A Time-Adaptive Order Reduction Technique for the Doyle-Fuller-Newman Electrochemical Model of Lithium-Ion Batteries

Abstract

A time-adaptive reduced order model (ROM) is developed for the electrochemical model for lithium-ion cells derived by Doyle, Fuller, and Newman (DFN) [M. Doyle, T. F. Fuller and J. Newman, J. Electrochem. Soc., 140 1526 (1993)]. The main advantage of a time-adaptive strategy is that it does not require a set of full order model simulations to be generated beforehand and, thus, it is the most cost-effective alternative when no databases are available. However, the reduction of this electrochemical problem exhibits special features that require ad hoc solutions, preventing the application of generic strategies. This complexity is carefully analysed, focusing on mode selection, treatment of non-linearities and error estimation.
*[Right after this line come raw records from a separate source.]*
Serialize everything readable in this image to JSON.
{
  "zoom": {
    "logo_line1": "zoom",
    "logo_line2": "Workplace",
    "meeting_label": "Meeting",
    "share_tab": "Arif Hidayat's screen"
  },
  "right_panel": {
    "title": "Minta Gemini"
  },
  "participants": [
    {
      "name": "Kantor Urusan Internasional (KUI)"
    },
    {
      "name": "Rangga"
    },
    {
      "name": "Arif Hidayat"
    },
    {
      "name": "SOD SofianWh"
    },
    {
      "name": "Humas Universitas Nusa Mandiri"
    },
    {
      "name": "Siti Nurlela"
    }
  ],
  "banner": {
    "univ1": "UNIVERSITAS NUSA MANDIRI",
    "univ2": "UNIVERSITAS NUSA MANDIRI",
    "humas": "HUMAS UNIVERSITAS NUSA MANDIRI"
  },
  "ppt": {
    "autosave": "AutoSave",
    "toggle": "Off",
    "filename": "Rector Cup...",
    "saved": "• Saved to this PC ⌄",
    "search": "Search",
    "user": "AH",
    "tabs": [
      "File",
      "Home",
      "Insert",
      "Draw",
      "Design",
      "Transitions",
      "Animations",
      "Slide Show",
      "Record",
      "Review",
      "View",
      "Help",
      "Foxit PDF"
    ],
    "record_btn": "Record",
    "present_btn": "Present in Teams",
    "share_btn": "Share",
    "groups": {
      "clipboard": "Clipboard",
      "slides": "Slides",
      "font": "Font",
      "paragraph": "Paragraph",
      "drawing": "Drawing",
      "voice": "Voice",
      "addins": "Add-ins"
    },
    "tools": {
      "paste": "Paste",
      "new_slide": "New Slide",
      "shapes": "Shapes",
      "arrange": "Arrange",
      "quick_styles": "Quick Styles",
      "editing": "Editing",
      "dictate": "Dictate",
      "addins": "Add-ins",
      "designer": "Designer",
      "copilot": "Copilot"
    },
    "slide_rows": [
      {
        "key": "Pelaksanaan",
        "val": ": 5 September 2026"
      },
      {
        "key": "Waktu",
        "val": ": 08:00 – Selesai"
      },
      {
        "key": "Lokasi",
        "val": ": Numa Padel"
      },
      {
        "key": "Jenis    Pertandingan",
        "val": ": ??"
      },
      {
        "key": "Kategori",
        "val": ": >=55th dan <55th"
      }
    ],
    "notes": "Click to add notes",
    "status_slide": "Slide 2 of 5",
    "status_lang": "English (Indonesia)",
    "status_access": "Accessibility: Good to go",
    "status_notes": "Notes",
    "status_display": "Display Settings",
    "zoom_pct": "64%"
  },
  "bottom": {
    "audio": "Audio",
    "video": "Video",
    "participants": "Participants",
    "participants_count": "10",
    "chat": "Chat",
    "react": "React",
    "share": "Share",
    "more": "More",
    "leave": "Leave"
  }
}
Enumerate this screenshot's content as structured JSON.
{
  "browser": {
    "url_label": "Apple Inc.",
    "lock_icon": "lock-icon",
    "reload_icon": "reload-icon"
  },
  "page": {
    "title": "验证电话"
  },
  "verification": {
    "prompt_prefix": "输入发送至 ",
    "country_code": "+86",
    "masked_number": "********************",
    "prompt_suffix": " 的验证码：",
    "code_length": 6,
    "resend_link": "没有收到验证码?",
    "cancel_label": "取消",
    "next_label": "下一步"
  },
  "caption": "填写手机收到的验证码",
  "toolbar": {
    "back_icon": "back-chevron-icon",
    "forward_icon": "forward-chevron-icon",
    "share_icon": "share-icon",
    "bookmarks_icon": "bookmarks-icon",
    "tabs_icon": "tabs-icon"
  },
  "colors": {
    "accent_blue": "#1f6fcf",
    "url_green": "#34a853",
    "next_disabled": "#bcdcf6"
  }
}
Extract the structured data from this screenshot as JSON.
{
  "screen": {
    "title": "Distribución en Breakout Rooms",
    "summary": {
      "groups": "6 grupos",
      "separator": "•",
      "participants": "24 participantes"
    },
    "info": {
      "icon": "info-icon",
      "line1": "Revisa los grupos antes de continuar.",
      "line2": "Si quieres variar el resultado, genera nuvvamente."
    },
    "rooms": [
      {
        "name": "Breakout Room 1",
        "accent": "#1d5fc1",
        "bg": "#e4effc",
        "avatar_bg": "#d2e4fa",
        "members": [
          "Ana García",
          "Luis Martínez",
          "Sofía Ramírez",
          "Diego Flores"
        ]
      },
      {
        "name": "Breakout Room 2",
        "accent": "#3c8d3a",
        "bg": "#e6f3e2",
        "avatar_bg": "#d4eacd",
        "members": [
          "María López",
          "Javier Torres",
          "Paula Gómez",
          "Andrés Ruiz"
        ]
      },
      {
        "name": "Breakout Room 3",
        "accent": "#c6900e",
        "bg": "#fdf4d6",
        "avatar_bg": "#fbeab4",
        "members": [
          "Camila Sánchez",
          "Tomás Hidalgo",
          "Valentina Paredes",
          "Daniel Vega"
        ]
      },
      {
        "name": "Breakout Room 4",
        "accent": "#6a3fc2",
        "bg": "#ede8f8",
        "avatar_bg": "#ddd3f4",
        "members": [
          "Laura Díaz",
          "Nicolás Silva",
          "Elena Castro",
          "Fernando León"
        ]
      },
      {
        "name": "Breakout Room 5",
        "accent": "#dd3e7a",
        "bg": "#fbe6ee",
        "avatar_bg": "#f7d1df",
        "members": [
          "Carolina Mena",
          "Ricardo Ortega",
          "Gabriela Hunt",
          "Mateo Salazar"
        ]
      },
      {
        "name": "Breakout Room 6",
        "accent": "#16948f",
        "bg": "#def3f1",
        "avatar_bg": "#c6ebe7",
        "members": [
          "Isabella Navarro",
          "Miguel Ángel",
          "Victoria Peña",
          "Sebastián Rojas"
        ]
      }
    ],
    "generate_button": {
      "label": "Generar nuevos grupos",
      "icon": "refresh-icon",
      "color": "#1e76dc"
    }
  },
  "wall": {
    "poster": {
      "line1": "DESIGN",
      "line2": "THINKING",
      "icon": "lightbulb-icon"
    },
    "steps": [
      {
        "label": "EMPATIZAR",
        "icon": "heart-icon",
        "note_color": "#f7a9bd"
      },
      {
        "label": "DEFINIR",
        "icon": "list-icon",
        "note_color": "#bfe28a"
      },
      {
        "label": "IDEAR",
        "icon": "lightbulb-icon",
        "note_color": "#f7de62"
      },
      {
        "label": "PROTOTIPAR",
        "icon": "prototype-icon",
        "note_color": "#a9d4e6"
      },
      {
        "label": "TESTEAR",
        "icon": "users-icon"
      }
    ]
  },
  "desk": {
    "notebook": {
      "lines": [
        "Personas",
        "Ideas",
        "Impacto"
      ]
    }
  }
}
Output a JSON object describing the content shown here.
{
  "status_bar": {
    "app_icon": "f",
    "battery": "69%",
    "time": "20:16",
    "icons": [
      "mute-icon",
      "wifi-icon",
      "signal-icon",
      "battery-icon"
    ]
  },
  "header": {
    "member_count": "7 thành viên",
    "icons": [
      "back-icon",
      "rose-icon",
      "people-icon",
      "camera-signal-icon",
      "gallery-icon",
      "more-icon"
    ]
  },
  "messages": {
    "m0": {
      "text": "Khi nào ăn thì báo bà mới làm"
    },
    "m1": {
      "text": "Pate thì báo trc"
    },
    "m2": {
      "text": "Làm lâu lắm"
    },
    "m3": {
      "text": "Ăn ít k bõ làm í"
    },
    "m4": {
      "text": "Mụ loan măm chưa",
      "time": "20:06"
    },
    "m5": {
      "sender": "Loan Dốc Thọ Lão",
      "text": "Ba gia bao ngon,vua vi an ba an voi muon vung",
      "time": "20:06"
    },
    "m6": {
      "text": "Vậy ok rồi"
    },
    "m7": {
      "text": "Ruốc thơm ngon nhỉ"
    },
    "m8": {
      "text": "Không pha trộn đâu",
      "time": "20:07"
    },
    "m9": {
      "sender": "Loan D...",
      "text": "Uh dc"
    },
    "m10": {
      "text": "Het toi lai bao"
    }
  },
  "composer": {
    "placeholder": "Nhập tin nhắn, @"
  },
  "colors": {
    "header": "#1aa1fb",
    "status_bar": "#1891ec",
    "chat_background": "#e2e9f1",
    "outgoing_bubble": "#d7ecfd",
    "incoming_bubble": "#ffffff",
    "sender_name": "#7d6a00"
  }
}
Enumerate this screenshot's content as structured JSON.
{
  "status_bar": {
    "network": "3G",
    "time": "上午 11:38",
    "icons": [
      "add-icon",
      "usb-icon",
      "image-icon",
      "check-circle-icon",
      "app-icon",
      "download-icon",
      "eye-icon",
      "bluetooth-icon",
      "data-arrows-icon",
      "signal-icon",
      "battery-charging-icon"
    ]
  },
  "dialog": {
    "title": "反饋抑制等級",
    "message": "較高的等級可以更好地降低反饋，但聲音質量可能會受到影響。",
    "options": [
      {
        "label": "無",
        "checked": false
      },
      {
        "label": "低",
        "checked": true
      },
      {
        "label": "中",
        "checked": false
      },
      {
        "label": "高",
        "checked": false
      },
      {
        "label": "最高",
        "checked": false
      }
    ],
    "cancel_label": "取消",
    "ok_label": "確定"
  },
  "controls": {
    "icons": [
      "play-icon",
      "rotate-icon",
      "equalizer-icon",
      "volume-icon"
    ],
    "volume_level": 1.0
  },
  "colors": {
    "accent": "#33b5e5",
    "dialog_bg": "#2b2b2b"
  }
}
Despite of all this analysis being done for a pseudo-two-dimensional DFN model, we show that such complexity is intrinsic to the physics of the electrochemical problem, making the analysis applicable to a pseudo-four-dimensional DFN model, where results prove that the benefits of a reduction in the number of degrees of freedom are more self-evident. The efficiency, robustness and accuracy of our method are remarkable, as shown by the macroscopic (cell voltage) and internal (variable distributions) results obtained from the simulation of two different electrochemical cells under several charge/discharge C-rates.